2008 entstehen großformatige Werke zur Passion Christi. Es sind Malereien und in Variation davon Holzschnitte, in denen es Wolfgang Spittler gelingt, das Thema der Passion seiner eigenen Sprache und Intention anzuverwandeln und eigenständig zu interpretieren. Viel Lebenserfahrung und künstlerisches Wissen ist eingeflossen in diese Werke. Das beginnt schon bei der Auswahl der Motive, in denen Bezüge zu verschiedenen Evangelien in Textbändern angegeben sind. Flucht der Gefährten, der Jünger Jesu, doppelter Verrat durch Judas und Petrus, Pilatus, der sich heraushält, dann die Kriegsknechte, die sich die Beute teilen und schließlich die Beweinung. Die zwei letzten Bilder zeigen die Engel am Grabe und Christus als Gärtner, das „rühre mich nicht an“ sprechend, womit das Auferstehungsthema als Hoffnungsmotiv den Abschluss bildet.

Passion V-VIII (2008)

In den durch das Hochformat bereits spannungsgeladenen Bildern fällt die verdichtete Energie auf, die von ihnen ausgeht. Die Figuren stemmen sich geradezu gegen den Rand, werden gegen den Rand gedrückt, fallen vom Rand her ein oder schwingen in den letzten beiden Motiven in gemäßigtem Abstand zu ihm. Es sind radikale Kompositionen, die die Motive in ihrer existenziellen Bedeutung unterstreichen. Die fliehenden Jünger müssen nach links aus dem Bild herausdrängend alle Kraft aufbringen. Der Judaskuss erscheint wie ein Kampf zwischen Freunden, in Abwehr und Annäherung zugleich. Dann die Kriegsknechte, mit ihren enormen Armen und Händen sieht man sie am purpurnen Mantel zerren. Wie ein Stakkato greifen Hände und Fäuste in einem ewigen Kreislauf brutal  ins Zentrum des Bildes, wo der in grellem Magenta leuchtende Stoff liegt wie ein offene Wunde. Die Gesichter sind von Gewaltlust verzerrt. Und dann die Beweinung, eher ein Sturz des toten Christus, der den Armen der in dunklen Stoff gehüllten Mutter entgleitet. Es ist die Gewalt, die um Christus herum waltet, die hier zum Thema wurde, die roh, kriegerisch, taktisch oder als Freundesverrat daherkommt. Die Engel am Grabe, sind wie zwei Frauen, die aus den anderen Bildern von Wolfgang Spittler in diese Geschichte geraten sind. Ihr engelhaftes Sein wird durch Transparenz und das Durchwirken der Linien und Farbtöne erreicht, sodass sie als Lichterscheinungen erkennbar sind. Bildeinnehmend und doch in weichem Schwung steht der Gärtnerchristus, bezeugend , dass das Leben weiter gehen wird.

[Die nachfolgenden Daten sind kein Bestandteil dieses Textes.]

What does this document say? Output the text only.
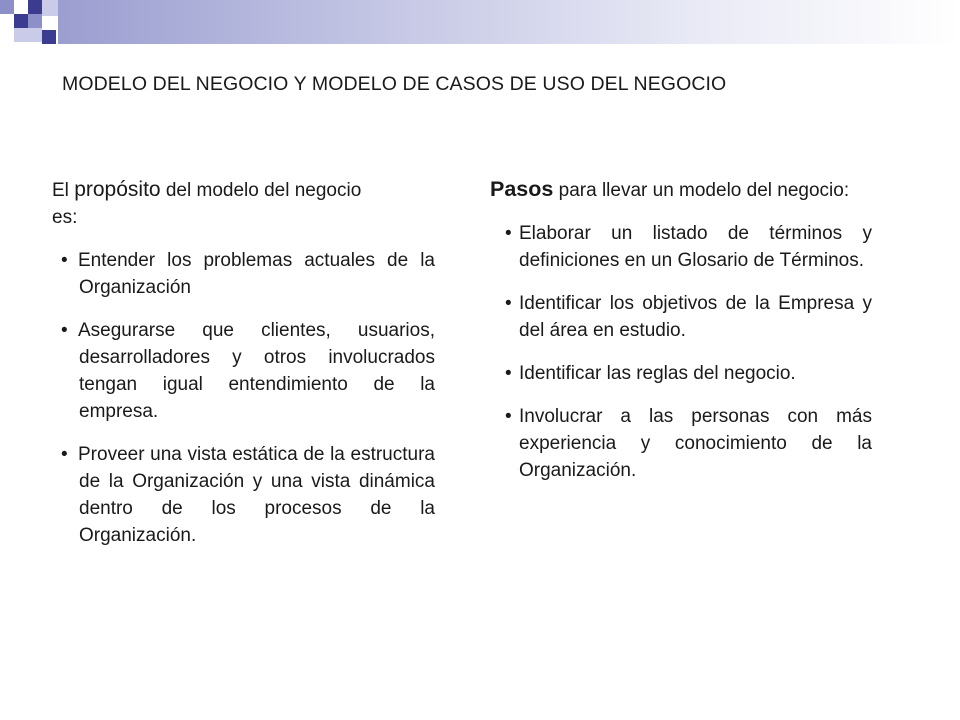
MODELO DEL NEGOCIO Y MODELO DE CASOS DE USO DEL NEGOCIO

El propósito del modelo del negocio es:

• Entender los problemas actuales de la Organización
• Asegurarse que clientes, usuarios, desarrolladores y otros involucrados tengan igual entendimiento de la empresa.
• Proveer una vista estática de la estructura de la Organización y una vista dinámica dentro de los procesos de la Organización.

Pasos para llevar un modelo del negocio:

• Elaborar un listado de términos y definiciones en un Glosario de Términos.
• Identificar los objetivos de la Empresa y del área en estudio.
• Identificar las reglas del negocio.
• Involucrar a las personas con más experiencia y conocimiento de la Organización.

Die großen kompositorisch wirkenden Linien, die die Formen beschreiben, sind es, die jedes Bild fast monumental erscheinen lassen. Es sind Linien, die Dynamik erzeugen oder leise Harmonie, ein Gegeneinander oder ein sich Abwenden formulieren, wie bei der Verleugnung Petri. Im Detail ist es oft die Sprache der Hände, auch der Füße, die das Wesen des Inhalts unterstreicht. Gewalt und Grobheit ebenso wie zarte Berührung oder feines Argumentieren. Es werden menschliche Züge und gesellschaftliche Erfahrungen gezeigt, die von Gewalt und Liebe herkommen und die heute noch auffindbar sind. Das zeigt Wolfgang Spittler, indem er die  bekannten Geschichten in eine neue, gegenwärtige Form bringt, ohne den ursprünglichen Text zu verraten. Hier geht es um Interpretation und darum, welche Fragen heute noch gestellt werden müssen.

Die Kriegsknechte (2010)
Engel am Grabe (2010)
König Ubu (1998)

Puppenspiel

Mit einer bereits toten Mähre zieht König Ubu in den Krieg. Das Foto aus der Inszenierung von König Ubu (nach Alfred Jarry, 1873–1907) von 1998 zeigt, wie das Puppenspiel das Groteske, das in Jarrys Stück liegt, aufgreift. Ein Stück, dessen Ursprungsform für Marionetten geschaffen wurde, und das mit skurrilem und anarchistischem Humor viel Platz für Spielfreude bietet. Doch die von Wolfgang Spittler mit Jugendlichen und Erwachsenen inszenierten Puppentheaterstücke waren und sind nicht bloße Spielfreude. Mit hoher Konzentration und Verdichtung entwickelt er die Stücke für und mit den Darstellern.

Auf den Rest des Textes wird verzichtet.